Female Entrepreneurs help women find their niche

Female Entrepreneurs help women find their niche

Starting small and then growing big isn’t just a description of childhood. It is also an accurate statement about the development of the business vertical or niche market. Verticals, including cloud-computing services, form a sector of entrepreneurship in which women excel.

One of those success stories is Amy Rutt, who founded her IT company Ciracom in 1999. Although still small in some respects — Rutt employs only seven staff members — the Alexandria, Virginia, Ciracom has an “A+” rating from the Better Business Bureau and provides cloud services to federal agencies through a contract with the General Service Administration.

Up in the Cloud

Ciracom’s specialties include helping to securely migrate information from in-house IT departments to remote cloud servers and providing additional cloud backup. Speaking with the GovWin website, Rutt said it takes up to 60 months to help a government agency negotiate a move to cloud services and storage.

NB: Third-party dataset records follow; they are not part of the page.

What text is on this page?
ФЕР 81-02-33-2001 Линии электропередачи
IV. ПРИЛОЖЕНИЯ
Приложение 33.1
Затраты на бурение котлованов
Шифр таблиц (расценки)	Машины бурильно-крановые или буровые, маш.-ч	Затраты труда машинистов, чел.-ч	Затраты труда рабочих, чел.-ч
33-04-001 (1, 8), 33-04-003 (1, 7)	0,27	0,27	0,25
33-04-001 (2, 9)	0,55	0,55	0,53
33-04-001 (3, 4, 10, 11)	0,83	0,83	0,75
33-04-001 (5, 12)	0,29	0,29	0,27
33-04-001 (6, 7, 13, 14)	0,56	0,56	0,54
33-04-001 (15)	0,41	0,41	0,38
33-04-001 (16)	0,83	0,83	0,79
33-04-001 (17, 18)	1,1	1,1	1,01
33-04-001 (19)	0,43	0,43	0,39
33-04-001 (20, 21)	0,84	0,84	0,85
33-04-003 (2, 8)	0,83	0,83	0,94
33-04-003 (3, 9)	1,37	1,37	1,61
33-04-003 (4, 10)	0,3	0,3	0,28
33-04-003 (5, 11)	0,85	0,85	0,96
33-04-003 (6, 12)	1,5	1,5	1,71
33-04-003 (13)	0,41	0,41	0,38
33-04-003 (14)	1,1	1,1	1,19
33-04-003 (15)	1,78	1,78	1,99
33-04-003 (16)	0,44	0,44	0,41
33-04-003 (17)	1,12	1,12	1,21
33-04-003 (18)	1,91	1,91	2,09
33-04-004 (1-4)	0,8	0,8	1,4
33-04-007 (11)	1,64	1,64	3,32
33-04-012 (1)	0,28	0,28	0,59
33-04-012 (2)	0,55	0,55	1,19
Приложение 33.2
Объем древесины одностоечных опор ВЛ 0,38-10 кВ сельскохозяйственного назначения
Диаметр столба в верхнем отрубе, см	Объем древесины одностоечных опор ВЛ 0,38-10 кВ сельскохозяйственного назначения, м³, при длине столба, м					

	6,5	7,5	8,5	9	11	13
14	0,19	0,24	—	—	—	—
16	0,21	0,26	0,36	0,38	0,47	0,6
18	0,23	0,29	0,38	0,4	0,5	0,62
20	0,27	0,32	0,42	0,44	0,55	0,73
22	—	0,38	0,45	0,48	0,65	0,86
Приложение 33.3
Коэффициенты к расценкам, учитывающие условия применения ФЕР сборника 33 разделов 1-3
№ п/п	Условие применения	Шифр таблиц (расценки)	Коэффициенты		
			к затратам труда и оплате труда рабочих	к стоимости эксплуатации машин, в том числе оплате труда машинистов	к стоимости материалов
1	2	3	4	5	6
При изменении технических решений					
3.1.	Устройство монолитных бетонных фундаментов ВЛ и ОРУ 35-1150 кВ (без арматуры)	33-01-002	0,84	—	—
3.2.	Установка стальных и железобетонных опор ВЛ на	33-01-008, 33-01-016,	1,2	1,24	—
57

Roughly speaking, you can think of cloud computing as storing data and other information in “electronic vaults” in order to avoid the costs and delays of maintaining your own server systems and IT staff. Cloud backupis a service that duplicates and stores your information already on file, at remote servers.

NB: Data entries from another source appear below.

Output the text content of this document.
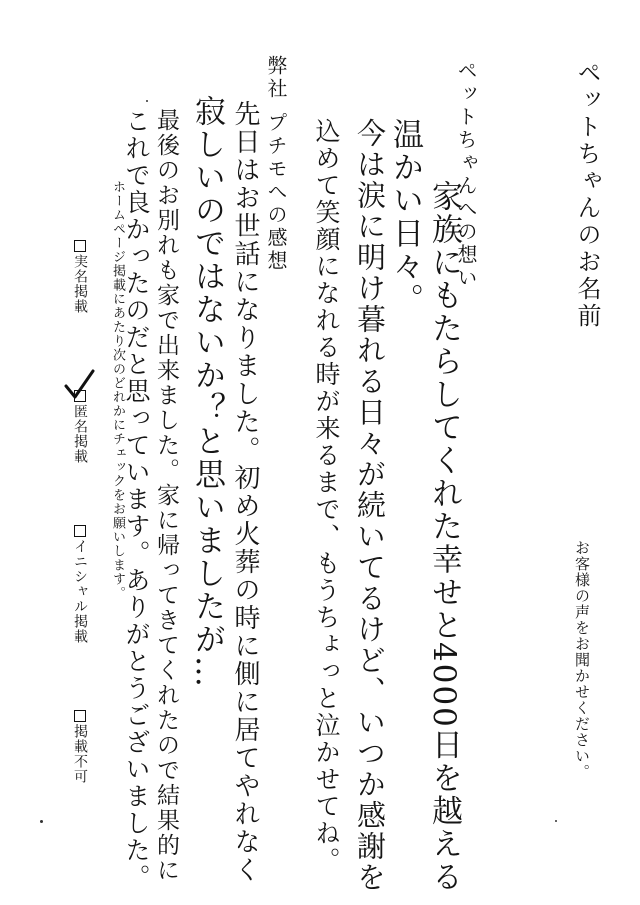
ペットちゃんのお名前
お客様の声をお聞かせください。
ペットちゃんへの想い
温かい日々。 家族にもたらしてくれた幸せと4000日を越える
今は涙に明け暮れる日々が続いてるけど、いつか感謝を
込めて笑顔になれる時が来るまで、もうちょっと泣かせてね。
弊社
プチモへの感想
先日はお世話になりました。初め火葬の時に側に居てやれなく
寂しいのではないか？と思いましたが…
最後のお別れも家で出来ました。家に帰ってきてくれたので結果的に
これで良かったのだと思っています。ありがとうございました。
ホームページ掲載にあたり次のどれかにチェックをお願いします。
実名掲載
匿名掲載
イニシャル掲載
掲載不可
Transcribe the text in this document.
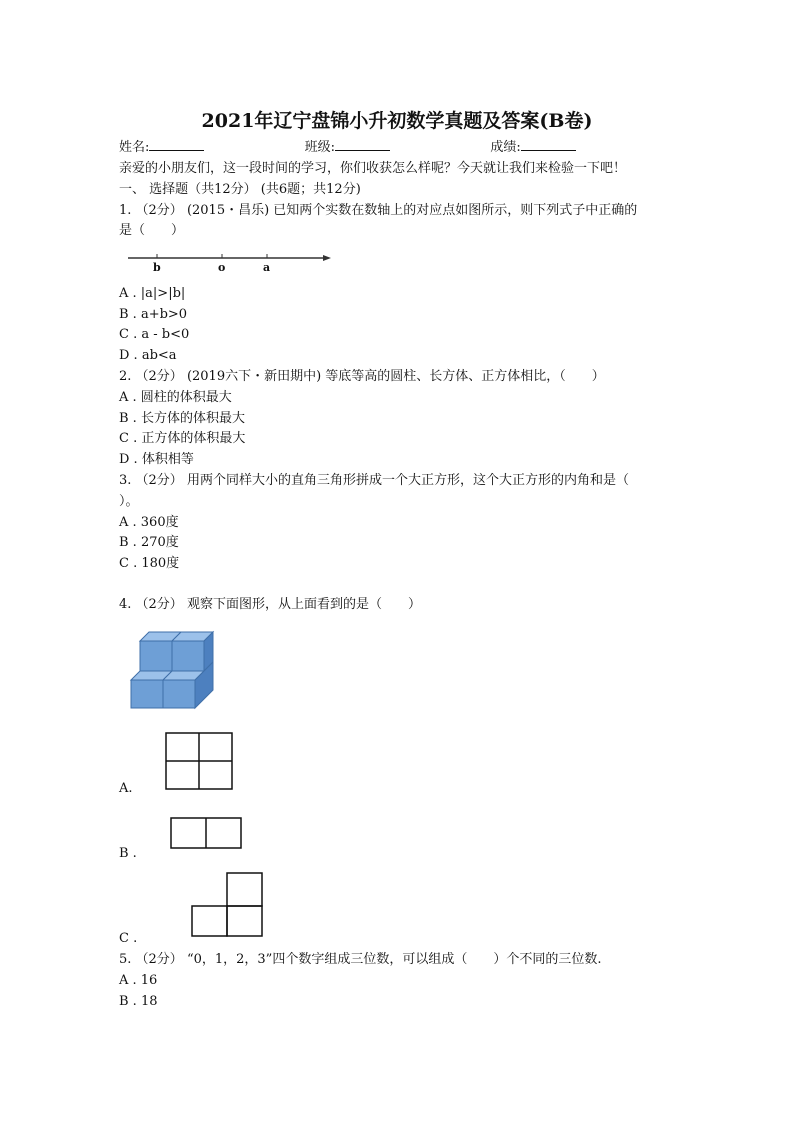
2021年辽宁盘锦小升初数学真题及答案(B卷)
姓名:	班级:	成绩:
亲爱的小朋友们，这一段时间的学习，你们收获怎么样呢？今天就让我们来检验一下吧！
一、 选择题（共12分） (共6题；共12分)
1. （2分） (2015・昌乐) 已知两个实数在数轴上的对应点如图所示，则下列式子中正确的
是（　　）
b	o	a
A . |a|>|b|
B . a+b>0
C . a - b<0
D . ab<a
2. （2分） (2019六下・新田期中) 等底等高的圆柱、长方体、正方体相比，（　　）
A . 圆柱的体积最大
B . 长方体的体积最大
C . 正方体的体积最大
D . 体积相等
3. （2分） 用两个同样大小的直角三角形拼成一个大正方形，这个大正方形的内角和是（
）。
A . 360度
B . 270度
C . 180度
4. （2分） 观察下面图形，从上面看到的是（　　）
A.
B .
C .
5. （2分） “0，1，2，3”四个数字组成三位数，可以组成（　　）个不同的三位数.
A . 16
B . 18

Businesswomen from many fields are succeeding by narrowing their focus to a specific niche need within their service or product areas. By specializing in a niche market, they sharpen their ability to meet specific client needs and provide excellent service.

Women Helping Women

In order to work, women around the world need the help of niche businesses such asFleximoms, a company started in India by Sairee Chahal. Fleximoms advises working mothers on seeking flextime and achieving work-life balance in a country where more and more women are holding jobs outside the home. Florida Today notes that Fleximoms is now India’s major networking tool and job board for working mothers.

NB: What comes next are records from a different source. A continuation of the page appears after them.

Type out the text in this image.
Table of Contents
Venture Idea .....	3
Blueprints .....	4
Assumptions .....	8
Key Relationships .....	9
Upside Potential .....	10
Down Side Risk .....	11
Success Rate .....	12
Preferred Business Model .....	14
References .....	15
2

Many female entrepreneurs are finding niches in which they can assist other working women. The Open Forum website, which focuses on fueling small business success, reports that 250 women registered to participate in the U.S.-based working women’s network Project Eve within the organization’s first 24 hours online.

Project Eve helps women who own or are thinking about starting a business. Its goals include helping women to help each other by sharing information about business practices and career journeys. Owners Meredith Dennes and Kim Oksenberg say they are hoping to create an environment of collaboration, as well as a network in which women hire women.

The organization CloudNOW is an even more sharply defined example of a woman-to-woman niche organization. It is a nonprofit consortium of female cloud computing executives intent on strengthening their role in that industry and aiding the technological development of women worldwide.

According to The Wall Street Journal‘s MarketWatch, the female vice president of marketing at one Seattle cloud storage and backup company demonstrated the power of sisterhood by persuading her company to sponsor CloudNOW.

Researching Your Niche

Whether carving out a niche in the IT industry, helping other women gain a foothold in the entrepreneurial world or creating a bakery based on designer cupcakes, it appears that women are finding career growth in business verticals.

How do you develop a niche? Communications executive Claire Munn, writing at the Women 2.0 website, says that two of the most important rules are to make sure your idea is relevant to other people and do thorough research. Striving to meet a need that few other businesses are meeting will move you toward success and satisfaction.